Students experiencing economic hardship because of the recession with fewer job openings available and increasing tuitions at four-year colleges turned to community colleges.
A safety net
Students at Delgado Community College in Louisiana have a safety net through Single Stop USA, a nonprofit organization that offers resources, including help filing tax returns that yielded unexpected refunds and legal services such as a notary on campus for students, many of whom are adults who work full time. More than 400 students filed income taxes, receiving an average refund of $3,400.
“That is additional money in the pocket for these students,” says Dr. Arnel W. Cosey, vice chancellor for student affairs and executive dean, City Park Campus of Delgado. “If they can walk to the offices on campus, they don’t have to miss classes.”
Daneia Brown, 26, returned to community college last summer. Separated from her husband, the mother of two young girls found managing parenting duties and earning an education in nursing overwhelming.
“My teachers were saying there is no way in the world a two-year-old could sit in class with me,” Brown says. “They helped me with childcare. I wasn’t going to be able to go to school if they didn’t help.”
She also received tutoring from the federal TRIO program, providing outreach and student services programs for individuals from disadvantaged backgrounds.
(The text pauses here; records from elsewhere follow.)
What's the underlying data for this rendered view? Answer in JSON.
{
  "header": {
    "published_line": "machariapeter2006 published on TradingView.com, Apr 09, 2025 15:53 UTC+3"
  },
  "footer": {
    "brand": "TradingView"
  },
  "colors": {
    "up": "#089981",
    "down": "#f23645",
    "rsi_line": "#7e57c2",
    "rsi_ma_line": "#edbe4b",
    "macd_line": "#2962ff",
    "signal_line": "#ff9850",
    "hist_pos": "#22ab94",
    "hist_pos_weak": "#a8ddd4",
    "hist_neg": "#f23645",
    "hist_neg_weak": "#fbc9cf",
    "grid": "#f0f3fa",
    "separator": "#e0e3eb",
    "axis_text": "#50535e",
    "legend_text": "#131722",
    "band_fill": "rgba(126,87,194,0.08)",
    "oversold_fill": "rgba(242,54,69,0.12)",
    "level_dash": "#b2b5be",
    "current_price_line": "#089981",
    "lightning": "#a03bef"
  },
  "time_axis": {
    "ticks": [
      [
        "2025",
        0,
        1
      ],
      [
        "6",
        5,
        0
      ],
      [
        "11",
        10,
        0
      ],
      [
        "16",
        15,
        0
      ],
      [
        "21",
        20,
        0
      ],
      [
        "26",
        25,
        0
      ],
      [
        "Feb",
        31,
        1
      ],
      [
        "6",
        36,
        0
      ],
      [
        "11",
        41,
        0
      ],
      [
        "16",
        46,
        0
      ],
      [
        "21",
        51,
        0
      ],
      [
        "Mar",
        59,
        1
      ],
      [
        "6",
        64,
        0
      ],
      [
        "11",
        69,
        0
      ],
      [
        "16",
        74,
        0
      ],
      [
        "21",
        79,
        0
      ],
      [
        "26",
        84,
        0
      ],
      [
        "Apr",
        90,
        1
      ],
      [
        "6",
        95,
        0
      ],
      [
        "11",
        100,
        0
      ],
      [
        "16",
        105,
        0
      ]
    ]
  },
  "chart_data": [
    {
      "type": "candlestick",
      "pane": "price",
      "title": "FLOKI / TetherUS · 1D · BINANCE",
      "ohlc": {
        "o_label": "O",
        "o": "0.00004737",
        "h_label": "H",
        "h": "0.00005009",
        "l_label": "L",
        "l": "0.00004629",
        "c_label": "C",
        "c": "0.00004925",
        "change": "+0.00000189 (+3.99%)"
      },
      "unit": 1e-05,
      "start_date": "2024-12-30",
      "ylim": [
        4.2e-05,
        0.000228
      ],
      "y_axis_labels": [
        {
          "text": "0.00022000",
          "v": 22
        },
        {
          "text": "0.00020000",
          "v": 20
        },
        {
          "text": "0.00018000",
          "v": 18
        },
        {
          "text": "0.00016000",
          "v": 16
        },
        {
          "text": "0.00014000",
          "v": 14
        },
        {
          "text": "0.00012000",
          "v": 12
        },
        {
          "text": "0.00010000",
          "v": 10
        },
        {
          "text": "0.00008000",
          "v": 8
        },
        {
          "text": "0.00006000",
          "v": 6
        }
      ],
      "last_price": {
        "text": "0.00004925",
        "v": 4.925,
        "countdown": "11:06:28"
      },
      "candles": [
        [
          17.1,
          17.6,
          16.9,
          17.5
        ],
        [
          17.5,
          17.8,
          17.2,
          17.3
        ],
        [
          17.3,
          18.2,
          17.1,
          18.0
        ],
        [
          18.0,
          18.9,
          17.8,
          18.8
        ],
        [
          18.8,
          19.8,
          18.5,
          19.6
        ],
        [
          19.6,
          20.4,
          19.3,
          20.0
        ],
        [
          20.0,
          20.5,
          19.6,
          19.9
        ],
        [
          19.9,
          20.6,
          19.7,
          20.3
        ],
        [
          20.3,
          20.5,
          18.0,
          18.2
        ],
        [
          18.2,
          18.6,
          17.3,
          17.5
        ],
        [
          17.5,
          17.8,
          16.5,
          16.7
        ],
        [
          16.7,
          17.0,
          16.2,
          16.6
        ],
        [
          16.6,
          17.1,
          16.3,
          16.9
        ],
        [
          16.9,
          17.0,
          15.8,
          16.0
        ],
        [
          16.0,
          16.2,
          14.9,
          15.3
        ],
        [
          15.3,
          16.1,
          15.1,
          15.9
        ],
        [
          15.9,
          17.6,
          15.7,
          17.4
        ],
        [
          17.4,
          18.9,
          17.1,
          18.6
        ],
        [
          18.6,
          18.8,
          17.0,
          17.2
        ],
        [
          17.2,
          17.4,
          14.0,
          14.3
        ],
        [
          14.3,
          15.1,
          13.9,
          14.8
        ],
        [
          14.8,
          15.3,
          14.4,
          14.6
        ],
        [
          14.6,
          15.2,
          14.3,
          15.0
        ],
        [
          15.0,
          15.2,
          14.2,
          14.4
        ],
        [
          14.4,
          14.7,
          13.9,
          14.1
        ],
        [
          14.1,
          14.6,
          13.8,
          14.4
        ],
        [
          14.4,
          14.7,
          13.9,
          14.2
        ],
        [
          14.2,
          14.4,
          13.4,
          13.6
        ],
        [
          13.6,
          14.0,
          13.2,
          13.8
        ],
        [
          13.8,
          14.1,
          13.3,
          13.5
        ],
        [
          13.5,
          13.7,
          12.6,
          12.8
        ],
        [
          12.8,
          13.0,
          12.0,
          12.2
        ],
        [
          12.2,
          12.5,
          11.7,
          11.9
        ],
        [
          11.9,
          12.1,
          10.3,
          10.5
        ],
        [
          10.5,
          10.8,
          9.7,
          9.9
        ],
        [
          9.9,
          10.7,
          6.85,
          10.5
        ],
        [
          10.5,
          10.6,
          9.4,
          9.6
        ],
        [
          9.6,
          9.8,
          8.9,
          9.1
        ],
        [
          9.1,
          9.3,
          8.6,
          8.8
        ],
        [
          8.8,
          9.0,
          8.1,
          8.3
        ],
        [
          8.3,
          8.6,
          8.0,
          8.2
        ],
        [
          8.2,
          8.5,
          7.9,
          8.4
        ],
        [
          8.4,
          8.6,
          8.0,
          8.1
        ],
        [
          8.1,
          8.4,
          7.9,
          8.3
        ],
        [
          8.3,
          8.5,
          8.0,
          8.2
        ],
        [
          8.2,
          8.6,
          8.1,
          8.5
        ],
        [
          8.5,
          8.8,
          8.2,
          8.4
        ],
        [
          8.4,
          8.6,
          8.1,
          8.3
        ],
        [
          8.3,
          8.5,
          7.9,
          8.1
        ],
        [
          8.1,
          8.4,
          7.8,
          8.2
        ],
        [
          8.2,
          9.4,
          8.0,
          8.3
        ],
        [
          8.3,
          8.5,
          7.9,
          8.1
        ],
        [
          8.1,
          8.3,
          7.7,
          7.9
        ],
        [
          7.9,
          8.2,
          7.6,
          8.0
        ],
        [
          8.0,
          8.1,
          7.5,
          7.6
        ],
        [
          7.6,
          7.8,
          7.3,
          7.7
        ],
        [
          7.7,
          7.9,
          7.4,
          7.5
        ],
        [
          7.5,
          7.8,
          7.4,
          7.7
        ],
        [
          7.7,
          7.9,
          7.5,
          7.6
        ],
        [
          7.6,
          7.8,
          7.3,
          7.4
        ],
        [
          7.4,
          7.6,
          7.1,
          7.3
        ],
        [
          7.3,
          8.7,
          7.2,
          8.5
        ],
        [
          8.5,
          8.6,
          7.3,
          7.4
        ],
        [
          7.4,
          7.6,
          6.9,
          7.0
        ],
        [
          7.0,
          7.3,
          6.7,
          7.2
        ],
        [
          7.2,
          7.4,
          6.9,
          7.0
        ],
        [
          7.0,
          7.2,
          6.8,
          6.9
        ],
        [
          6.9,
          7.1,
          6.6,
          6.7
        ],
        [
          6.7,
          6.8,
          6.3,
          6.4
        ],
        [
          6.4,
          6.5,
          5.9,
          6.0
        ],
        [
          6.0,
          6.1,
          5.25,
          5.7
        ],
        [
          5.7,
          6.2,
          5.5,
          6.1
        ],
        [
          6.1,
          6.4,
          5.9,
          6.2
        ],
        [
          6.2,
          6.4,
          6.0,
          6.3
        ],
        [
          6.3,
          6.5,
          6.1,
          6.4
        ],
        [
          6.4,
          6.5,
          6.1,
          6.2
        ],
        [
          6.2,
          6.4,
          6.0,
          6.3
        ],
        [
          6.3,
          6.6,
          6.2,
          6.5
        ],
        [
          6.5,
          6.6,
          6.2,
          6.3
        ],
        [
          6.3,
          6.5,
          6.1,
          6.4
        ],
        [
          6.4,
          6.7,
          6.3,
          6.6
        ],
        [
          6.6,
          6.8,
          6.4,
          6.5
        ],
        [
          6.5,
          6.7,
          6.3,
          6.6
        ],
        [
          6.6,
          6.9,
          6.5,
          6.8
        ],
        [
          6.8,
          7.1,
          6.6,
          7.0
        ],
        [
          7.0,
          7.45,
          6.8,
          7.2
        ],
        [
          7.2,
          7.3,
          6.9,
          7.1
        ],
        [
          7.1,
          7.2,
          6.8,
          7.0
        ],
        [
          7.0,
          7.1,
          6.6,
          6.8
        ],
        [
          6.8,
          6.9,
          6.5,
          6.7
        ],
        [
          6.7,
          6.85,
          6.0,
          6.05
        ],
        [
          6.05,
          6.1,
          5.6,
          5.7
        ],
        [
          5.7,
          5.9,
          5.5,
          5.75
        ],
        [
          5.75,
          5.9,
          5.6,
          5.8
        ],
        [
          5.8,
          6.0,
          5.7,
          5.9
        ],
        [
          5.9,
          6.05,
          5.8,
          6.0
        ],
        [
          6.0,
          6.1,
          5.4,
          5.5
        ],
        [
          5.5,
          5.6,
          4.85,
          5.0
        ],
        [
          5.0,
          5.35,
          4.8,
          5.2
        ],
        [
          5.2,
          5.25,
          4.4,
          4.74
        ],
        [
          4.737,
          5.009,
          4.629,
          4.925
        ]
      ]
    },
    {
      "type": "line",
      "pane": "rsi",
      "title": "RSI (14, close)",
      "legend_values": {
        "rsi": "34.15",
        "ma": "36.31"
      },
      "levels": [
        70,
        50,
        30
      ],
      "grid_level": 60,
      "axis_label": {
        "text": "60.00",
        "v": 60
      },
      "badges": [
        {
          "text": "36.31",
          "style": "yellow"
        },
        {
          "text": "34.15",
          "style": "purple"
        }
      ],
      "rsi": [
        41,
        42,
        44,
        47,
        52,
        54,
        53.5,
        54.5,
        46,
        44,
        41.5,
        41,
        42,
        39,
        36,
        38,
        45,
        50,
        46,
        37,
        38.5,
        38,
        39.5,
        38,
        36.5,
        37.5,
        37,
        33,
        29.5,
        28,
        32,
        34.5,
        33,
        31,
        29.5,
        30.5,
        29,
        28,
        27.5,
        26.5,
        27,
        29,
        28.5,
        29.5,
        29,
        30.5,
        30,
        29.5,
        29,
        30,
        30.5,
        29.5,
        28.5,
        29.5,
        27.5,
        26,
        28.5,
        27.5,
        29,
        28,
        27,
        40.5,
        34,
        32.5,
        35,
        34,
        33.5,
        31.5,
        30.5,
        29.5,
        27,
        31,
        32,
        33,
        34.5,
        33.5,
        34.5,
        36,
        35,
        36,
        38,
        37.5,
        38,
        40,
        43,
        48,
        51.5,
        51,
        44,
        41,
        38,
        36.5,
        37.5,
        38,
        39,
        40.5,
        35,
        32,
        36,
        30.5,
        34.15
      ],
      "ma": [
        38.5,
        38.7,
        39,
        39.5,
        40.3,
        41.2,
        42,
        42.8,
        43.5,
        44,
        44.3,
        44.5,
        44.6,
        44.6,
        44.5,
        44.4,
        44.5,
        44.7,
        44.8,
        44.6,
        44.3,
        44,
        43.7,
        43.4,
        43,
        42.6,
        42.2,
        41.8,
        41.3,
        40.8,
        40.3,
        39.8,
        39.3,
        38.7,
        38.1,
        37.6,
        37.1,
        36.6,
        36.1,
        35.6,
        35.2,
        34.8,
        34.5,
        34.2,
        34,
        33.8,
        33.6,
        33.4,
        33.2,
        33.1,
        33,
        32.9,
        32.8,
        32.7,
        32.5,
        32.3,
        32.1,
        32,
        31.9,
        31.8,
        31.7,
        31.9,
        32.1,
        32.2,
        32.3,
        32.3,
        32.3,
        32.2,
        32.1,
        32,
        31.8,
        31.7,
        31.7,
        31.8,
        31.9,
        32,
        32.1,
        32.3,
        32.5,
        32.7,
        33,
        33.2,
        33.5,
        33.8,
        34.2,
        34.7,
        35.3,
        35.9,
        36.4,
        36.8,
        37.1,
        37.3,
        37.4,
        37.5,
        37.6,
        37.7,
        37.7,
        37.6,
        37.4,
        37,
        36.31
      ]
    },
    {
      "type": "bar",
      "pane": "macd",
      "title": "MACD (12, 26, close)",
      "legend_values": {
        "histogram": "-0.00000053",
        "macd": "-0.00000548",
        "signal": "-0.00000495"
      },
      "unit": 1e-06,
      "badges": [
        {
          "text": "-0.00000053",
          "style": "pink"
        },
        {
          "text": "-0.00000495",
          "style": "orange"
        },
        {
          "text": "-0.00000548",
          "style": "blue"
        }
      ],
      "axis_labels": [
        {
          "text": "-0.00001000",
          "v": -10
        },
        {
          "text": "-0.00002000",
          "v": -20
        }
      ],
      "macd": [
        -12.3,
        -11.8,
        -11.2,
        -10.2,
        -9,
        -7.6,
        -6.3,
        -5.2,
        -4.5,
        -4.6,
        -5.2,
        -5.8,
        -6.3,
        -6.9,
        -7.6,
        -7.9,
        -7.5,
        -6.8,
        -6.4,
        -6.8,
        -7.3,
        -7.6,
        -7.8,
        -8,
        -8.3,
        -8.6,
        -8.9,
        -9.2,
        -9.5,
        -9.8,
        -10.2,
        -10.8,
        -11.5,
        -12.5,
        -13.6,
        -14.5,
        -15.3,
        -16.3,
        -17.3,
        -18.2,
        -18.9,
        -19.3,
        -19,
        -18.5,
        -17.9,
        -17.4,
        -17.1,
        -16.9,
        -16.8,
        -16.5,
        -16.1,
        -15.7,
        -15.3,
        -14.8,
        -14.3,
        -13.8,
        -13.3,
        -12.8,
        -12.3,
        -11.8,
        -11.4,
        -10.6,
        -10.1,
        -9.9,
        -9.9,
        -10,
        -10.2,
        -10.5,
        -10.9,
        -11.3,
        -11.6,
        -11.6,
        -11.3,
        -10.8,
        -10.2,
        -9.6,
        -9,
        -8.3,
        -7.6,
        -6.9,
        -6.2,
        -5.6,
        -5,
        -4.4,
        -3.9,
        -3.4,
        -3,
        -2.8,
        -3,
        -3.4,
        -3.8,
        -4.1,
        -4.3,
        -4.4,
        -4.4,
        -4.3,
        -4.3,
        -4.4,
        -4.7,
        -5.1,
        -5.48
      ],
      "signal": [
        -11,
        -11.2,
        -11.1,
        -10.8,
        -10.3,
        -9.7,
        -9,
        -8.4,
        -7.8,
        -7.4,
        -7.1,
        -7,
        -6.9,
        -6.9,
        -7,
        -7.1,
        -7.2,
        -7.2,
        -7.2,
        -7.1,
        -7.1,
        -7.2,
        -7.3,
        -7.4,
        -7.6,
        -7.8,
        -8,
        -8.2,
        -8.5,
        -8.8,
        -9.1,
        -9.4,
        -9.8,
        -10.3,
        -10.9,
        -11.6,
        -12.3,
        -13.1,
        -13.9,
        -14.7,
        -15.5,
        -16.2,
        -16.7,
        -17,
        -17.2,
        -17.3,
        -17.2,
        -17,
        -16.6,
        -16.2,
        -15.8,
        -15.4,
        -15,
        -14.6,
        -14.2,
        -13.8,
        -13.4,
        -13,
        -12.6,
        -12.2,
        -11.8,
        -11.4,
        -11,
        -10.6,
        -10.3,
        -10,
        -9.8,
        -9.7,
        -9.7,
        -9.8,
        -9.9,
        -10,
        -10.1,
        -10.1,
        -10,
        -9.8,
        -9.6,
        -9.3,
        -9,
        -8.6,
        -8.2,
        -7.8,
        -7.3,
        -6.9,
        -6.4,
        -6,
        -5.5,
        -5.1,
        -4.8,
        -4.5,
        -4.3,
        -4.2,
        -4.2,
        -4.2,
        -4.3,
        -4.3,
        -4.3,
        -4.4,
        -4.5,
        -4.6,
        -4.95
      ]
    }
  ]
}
Other students had tutoring hours cut, and some employees of the college were laid off. Part-time enrollment spiked, because fewer students could afford to go full time.
With layoffs and state cuts, Cosey made the best of the available resources. “The obvious thing is I’ve got fewer people to do the same for students,” she says.
What works best for Delgado is its ability to respond quickly to business and industry needs. For example, just three weeks after an employer indicated a need for thousands of electrical welders, the school planned and launched a technical skills expo that drew hundreds of high school students.
“Community colleges tend to have really good collaboration with business and industry,” Cosey says. “That comes from what we do, in that, we prepare people to go immediately into the workforce. We tend to have what we call that ‘entrepreneurial spirit.’ We will find a way to make it work.”